Papadimitriou’s Turing (A Novel about Computation)

Christos Papadimitriou has a novel called Turing (A Novel About Computation). (He also has a few other excellent textbooks on technical stuff, but y’all know that.) I didn’t know about the novel before, and so when I went to the MIT Press website, I noticed that it’s on sale! Only 9 bucks (US) for the hardcover! Here’s the content blurb:

Our hero is Turing, an interactive tutoring program and namesake (or virtual emanation?) of Alan Turing, World War II code breaker and father of computer science. In this unusual novel, Turing’s idiosyncratic version of intellectual history from a computational point of view unfolds in tandem with the story of a love affair involving Ethel, a successful computer executive, Alexandros, a melancholy archaeologist, and Ian, a charismatic hacker.
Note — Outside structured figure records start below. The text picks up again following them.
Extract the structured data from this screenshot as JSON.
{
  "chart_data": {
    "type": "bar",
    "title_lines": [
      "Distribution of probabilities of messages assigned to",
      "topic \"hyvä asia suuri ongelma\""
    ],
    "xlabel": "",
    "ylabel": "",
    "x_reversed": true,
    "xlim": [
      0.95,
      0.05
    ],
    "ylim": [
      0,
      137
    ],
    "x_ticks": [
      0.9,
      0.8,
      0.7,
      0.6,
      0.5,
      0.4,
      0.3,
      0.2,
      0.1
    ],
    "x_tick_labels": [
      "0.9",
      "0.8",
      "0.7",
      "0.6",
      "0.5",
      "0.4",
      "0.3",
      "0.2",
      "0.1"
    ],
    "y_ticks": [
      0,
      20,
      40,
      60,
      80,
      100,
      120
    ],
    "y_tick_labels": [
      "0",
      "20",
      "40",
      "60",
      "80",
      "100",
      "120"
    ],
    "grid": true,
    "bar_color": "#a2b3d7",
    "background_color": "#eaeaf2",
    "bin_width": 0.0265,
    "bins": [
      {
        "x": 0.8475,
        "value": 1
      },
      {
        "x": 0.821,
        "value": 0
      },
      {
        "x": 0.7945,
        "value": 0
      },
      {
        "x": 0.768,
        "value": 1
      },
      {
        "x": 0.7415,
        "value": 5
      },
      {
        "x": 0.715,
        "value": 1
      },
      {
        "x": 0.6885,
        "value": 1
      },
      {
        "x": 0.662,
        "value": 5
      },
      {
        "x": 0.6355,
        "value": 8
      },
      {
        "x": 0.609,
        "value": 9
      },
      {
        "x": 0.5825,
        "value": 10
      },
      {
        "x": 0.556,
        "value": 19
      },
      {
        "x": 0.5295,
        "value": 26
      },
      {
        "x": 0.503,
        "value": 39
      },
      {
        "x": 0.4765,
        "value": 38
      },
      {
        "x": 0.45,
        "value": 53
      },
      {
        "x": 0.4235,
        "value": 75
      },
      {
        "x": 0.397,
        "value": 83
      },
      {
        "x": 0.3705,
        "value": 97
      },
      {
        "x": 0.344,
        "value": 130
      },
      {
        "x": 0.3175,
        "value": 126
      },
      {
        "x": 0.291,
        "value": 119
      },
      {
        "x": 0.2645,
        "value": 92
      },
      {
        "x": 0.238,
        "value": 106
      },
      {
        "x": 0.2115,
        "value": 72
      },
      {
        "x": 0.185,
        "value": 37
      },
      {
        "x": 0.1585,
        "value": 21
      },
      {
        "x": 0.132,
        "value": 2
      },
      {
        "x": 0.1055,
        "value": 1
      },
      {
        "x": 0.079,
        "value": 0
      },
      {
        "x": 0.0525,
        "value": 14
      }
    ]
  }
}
After Ethel (who shares her first name with Alan Turing’s mother) abandons Alexandros following a sundrenched idyll on Corfu, Turing appears on Alexandros’s computer screen to unfurl a tutorial on the history of ideas. He begins with the philosopher-mathematicians of ancient Greece — “discourse, dialogue, argument, proof… can only thrive in an egalitarian society” — and the Arab scholar in ninth-century Baghdad who invented algorithms; he moves on to many other topics, including cryptography and artificial intelligence, even economics and developmental biology. (These lessons are later critiqued amusingly and developed further in postings by a fictional newsgroup in the book’s afterword.) As Turing’s lectures progress, the lives of Alexandros, Ethel, and Ian converge in dramatic fashion, and the story takes us from Corfu to Hong Kong, from Athens to San Francisco — and of course to the Internet, the disruptive technological and social force that emerges as the main locale and protagonist of the novel.